An AI-powered UI testing framework for iOS, Android, and Web. Platform-native drivers, an agent loop, deterministic replay, a desktop app, and a CLI any LLM can drive.
curl -fsSL https://raw.githubusercontent.com/block/trailblaze/main/install.sh | bashTrailblaze ships its own agent and also plays nicely with any AI coding agent:
trailblaze blaze "<goal>"— runs Trailblaze's built-in agent end-to-end. Plans, acts, recovers from popups and stuck states, and produces a recording. No external coding agent required; this is what powers the CI pipeline and--self-heal.- Claude Code, Codex, Cursor, Goose, Aider, Continue, your own homegrown agent, a CI runner, a bash script — they all invoke the same CLI primitives the same way. No SDK to install, no protocol to negotiate, no provider keys to wire up on the agent's side.
# List devices, then connect one (iOS, Android, or Web)
trailblaze device list
trailblaze device connect android
# Drive end-to-end with Trailblaze's built-in agent
trailblaze blaze -d android "Sign in as test@example.com and confirm the welcome screen"
# Or drive primitives directly — by hand or from any AI coding agent
trailblaze snapshot -d android # See what's on screen
trailblaze tool tapOnElement -d android ref="Sign In" -o "Tap sign in" # Act, with intent
trailblaze verify -d android "Welcome screen is visible" # Pass/fail (exit 0/1)Paste those into Claude Code, Codex, Goose, or anything that can run bash and you're already authoring tests.

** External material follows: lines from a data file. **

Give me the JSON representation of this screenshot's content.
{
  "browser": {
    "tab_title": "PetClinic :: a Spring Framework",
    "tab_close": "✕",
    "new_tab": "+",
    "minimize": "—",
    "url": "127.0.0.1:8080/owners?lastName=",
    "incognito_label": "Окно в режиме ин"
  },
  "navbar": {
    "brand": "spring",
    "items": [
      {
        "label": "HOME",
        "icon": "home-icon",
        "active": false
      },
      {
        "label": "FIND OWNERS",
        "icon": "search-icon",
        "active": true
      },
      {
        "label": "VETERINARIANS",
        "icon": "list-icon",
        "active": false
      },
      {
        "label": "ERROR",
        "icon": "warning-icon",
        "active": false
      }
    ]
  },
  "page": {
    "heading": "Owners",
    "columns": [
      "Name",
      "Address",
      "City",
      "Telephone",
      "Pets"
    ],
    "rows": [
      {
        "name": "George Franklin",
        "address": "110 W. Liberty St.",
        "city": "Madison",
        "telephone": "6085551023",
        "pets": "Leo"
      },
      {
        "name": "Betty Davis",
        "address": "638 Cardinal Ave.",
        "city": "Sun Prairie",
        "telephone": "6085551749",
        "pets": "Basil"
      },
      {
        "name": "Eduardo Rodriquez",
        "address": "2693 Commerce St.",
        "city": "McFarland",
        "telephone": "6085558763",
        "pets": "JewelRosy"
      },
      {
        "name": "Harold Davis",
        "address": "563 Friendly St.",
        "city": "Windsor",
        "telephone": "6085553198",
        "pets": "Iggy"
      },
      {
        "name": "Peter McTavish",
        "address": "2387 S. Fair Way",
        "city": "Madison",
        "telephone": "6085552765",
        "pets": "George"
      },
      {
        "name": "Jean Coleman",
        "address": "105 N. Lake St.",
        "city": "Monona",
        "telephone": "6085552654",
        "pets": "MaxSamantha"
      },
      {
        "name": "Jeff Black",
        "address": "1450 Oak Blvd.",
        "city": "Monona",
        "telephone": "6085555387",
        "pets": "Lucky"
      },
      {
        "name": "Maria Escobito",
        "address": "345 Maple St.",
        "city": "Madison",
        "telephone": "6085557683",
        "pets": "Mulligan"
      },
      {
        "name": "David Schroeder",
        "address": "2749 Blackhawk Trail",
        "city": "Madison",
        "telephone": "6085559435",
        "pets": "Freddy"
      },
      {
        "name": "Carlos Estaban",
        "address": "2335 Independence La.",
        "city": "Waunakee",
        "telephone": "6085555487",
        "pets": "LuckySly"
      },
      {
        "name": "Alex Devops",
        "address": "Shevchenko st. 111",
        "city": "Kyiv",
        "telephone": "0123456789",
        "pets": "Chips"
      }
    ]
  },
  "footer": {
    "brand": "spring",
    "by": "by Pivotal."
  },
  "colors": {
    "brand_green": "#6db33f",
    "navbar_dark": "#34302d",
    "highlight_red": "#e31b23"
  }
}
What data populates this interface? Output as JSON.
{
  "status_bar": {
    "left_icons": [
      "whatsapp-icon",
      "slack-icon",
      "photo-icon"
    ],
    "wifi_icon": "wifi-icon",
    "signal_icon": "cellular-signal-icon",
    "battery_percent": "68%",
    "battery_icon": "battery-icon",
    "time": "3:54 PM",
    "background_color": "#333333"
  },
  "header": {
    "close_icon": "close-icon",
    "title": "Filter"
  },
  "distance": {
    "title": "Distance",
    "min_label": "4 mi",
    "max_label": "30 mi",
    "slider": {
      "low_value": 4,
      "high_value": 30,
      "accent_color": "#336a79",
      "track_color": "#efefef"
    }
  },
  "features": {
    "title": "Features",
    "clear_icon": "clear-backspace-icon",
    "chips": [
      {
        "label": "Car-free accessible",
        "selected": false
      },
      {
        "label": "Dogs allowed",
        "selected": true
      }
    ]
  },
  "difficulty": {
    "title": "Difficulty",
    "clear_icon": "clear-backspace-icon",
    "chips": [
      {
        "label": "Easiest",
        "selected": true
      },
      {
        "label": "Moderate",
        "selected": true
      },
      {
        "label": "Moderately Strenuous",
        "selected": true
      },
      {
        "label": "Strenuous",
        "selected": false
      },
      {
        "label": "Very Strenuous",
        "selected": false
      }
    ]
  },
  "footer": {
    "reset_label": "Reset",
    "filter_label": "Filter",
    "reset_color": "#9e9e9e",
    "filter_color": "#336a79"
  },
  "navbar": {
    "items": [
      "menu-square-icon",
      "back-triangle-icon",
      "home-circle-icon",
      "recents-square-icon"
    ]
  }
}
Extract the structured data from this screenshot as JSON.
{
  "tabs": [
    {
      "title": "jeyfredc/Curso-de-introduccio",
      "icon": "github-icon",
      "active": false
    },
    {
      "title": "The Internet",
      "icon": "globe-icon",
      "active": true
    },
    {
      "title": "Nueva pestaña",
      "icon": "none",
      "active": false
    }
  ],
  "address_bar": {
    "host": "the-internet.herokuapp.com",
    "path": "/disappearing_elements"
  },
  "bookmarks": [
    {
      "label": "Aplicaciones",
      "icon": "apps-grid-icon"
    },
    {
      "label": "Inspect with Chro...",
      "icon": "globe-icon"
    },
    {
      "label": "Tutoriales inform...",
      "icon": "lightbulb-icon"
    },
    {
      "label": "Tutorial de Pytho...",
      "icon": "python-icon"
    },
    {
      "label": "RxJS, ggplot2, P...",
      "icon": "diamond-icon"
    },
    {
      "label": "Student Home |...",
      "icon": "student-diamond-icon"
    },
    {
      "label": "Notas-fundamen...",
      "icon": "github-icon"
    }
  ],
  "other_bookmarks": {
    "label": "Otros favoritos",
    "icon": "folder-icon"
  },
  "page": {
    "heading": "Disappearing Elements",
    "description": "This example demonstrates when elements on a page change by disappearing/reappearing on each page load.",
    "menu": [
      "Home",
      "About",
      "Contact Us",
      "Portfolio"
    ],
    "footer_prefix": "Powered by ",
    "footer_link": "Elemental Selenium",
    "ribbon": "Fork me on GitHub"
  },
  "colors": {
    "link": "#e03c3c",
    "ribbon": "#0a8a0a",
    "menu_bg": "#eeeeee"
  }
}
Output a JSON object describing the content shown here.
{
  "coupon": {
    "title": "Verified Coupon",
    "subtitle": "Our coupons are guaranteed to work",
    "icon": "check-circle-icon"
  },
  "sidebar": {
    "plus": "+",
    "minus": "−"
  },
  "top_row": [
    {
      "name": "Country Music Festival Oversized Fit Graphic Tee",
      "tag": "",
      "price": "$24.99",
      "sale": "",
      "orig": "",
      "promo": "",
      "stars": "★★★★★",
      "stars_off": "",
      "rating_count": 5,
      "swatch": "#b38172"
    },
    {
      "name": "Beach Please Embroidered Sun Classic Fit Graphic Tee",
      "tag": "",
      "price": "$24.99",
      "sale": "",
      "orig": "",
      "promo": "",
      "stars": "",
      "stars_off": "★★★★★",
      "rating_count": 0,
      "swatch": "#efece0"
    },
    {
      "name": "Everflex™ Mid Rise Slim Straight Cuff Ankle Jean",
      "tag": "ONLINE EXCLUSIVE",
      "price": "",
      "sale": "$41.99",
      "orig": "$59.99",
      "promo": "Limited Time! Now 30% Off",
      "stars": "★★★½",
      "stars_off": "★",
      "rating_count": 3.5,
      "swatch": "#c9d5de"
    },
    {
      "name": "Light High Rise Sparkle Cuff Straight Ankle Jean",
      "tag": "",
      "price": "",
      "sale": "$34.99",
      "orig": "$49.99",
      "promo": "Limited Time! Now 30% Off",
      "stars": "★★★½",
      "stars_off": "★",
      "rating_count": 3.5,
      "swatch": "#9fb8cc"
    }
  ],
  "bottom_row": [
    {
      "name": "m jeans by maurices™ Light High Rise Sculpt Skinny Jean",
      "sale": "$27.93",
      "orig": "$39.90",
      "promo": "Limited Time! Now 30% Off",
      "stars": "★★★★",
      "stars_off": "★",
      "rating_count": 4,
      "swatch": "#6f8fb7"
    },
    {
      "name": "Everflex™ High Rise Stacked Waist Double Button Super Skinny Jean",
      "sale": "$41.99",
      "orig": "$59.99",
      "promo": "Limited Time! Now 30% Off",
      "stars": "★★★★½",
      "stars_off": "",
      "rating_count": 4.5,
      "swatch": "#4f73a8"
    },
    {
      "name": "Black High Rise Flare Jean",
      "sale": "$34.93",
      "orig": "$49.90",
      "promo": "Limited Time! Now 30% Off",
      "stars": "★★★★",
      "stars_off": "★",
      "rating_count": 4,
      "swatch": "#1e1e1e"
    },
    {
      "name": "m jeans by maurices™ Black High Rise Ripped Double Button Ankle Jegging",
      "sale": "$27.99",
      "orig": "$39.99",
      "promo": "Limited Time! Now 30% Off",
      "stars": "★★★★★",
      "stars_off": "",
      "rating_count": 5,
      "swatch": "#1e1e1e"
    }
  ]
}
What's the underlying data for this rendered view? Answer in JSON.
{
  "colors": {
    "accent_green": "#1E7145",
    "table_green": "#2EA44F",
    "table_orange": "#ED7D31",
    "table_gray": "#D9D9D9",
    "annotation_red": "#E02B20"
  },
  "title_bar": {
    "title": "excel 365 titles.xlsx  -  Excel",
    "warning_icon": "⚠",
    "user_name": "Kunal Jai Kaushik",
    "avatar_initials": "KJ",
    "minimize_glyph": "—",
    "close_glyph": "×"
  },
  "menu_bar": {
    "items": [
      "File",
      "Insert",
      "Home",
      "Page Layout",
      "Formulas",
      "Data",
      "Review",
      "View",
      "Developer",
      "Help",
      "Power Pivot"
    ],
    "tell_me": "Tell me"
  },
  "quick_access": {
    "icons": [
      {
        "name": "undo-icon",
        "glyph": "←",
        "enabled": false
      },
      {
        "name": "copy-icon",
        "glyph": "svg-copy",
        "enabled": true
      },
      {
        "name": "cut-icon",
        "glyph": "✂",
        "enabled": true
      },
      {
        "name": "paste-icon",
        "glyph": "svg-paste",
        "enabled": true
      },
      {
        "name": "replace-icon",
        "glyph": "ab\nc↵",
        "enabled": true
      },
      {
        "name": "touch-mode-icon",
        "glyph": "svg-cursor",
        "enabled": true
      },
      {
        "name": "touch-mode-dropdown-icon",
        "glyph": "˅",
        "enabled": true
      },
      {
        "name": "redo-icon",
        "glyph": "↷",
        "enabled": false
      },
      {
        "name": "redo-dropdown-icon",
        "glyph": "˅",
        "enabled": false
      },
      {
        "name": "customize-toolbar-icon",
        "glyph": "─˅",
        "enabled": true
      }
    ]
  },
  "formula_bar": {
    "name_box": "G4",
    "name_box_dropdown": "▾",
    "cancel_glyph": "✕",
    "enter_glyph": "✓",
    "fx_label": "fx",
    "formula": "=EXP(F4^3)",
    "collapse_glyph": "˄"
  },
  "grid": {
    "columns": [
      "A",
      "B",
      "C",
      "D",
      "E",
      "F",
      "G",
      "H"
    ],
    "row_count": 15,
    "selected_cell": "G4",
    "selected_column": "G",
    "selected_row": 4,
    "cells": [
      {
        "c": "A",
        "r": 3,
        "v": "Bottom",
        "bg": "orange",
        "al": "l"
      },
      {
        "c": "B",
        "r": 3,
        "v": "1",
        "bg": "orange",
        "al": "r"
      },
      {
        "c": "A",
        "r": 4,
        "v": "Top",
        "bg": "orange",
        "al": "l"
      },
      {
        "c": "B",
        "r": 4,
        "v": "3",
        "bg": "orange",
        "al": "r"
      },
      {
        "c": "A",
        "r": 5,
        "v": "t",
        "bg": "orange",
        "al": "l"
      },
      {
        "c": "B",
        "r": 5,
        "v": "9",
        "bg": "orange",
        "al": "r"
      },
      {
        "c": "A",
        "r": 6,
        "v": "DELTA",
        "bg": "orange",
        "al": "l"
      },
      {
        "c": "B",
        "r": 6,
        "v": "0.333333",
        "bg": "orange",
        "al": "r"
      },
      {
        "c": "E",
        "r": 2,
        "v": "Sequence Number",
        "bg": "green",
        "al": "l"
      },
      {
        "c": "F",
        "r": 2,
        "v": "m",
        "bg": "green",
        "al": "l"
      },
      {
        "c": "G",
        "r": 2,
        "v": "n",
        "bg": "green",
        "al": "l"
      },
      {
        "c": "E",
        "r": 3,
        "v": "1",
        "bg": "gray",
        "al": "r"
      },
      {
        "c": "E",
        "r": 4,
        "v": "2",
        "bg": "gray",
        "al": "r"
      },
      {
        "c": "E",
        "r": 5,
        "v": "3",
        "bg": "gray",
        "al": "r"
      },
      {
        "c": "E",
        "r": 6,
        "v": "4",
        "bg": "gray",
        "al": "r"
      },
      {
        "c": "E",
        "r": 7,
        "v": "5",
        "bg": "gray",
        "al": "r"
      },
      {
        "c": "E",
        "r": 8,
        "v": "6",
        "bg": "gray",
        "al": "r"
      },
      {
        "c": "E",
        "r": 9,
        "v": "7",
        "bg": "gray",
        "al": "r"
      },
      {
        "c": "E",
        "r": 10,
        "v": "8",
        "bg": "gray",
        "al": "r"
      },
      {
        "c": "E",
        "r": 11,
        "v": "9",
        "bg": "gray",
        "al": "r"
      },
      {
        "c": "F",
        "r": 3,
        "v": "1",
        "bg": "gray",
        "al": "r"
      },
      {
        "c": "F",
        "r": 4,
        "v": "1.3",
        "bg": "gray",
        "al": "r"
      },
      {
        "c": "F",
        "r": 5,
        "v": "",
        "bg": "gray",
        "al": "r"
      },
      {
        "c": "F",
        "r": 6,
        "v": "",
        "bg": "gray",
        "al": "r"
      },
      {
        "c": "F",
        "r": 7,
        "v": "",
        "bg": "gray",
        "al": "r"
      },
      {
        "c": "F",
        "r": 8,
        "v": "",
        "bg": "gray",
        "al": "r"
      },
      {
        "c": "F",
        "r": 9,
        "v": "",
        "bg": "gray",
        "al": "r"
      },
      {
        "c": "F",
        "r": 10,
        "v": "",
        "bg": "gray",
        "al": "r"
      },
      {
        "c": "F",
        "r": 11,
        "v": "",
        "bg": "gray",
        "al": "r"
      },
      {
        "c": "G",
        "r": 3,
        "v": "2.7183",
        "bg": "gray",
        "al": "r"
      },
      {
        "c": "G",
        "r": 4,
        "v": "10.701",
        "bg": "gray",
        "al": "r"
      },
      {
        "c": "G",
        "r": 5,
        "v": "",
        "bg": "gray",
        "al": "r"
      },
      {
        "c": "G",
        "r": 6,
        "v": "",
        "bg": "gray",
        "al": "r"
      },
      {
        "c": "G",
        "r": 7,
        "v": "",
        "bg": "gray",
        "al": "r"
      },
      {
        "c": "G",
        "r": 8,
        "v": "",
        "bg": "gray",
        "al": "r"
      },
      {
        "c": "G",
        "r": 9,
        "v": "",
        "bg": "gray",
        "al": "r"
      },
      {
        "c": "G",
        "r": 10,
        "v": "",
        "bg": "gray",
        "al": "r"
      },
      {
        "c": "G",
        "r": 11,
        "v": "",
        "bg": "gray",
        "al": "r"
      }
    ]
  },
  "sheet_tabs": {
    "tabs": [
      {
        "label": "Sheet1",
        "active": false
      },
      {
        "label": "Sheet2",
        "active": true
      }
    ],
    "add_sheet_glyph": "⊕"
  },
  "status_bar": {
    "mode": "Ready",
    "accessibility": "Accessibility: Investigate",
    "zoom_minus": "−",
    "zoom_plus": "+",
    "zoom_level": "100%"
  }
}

Drop this into a Claude Code, Codex, or Goose session to let it drive:
You have access to the `trailblaze` CLI. Use it to drive the connected device:
- `trailblaze snapshot` — see what's on screen (returns a UI tree with ref IDs)
- `trailblaze tool <name> <args> -o "<why>"` — take an action; always pass -o
- `trailblaze verify "<condition>"` — assert a condition (exit 0/1)
- `trailblaze toolbox` — list available tools for the current platform
Task: Log in with test@example.com / hunter2 and confirm the welcome screen.
When done, run `trailblaze session save --title "login_flow"` to persist the trail.
That's the whole integration. No installation steps for the agent. No config files. No protocol plumbing.
Blaze:
blaze Drive a device with AI — describe what to do in plain English
ask Ask a question about what's on screen (uses AI vision, no actions taken)
verify Check a condition on screen and pass/fail (exit code 0/1, ideal for CI)
snapshot Capture the current screen's UI tree (fast, no AI, no actions)
tool Run a Trailblaze tool by name (e.g., tapOnElement, inputText)
toolbox Browse available tools by target app and platform
Trail:
trail Run a trail file (.trail.yaml) — execute a scripted test on a device
session Every blaze records a session — save it as a replayable trail
report Generate an HTML or JSON report from session recordings
Setup:
config View and set configuration (target app, device defaults, AI provider)
device List and connect devices (Android, iOS, Web)
app Start or stop the Trailblaze daemon (background service that drives devices)
Every trailblaze tool call takes an --objective (-o) flag that captures the natural-language intent
alongside the mechanical action:
trailblaze tool tapOnElement ref="Sign In" --objective "Tap sign in"
trailblaze tool inputText text="test@example.com" --objective "Enter email"Objectives are what make agent-authored trails durable. When the UI drifts, self-heal uses them to recover.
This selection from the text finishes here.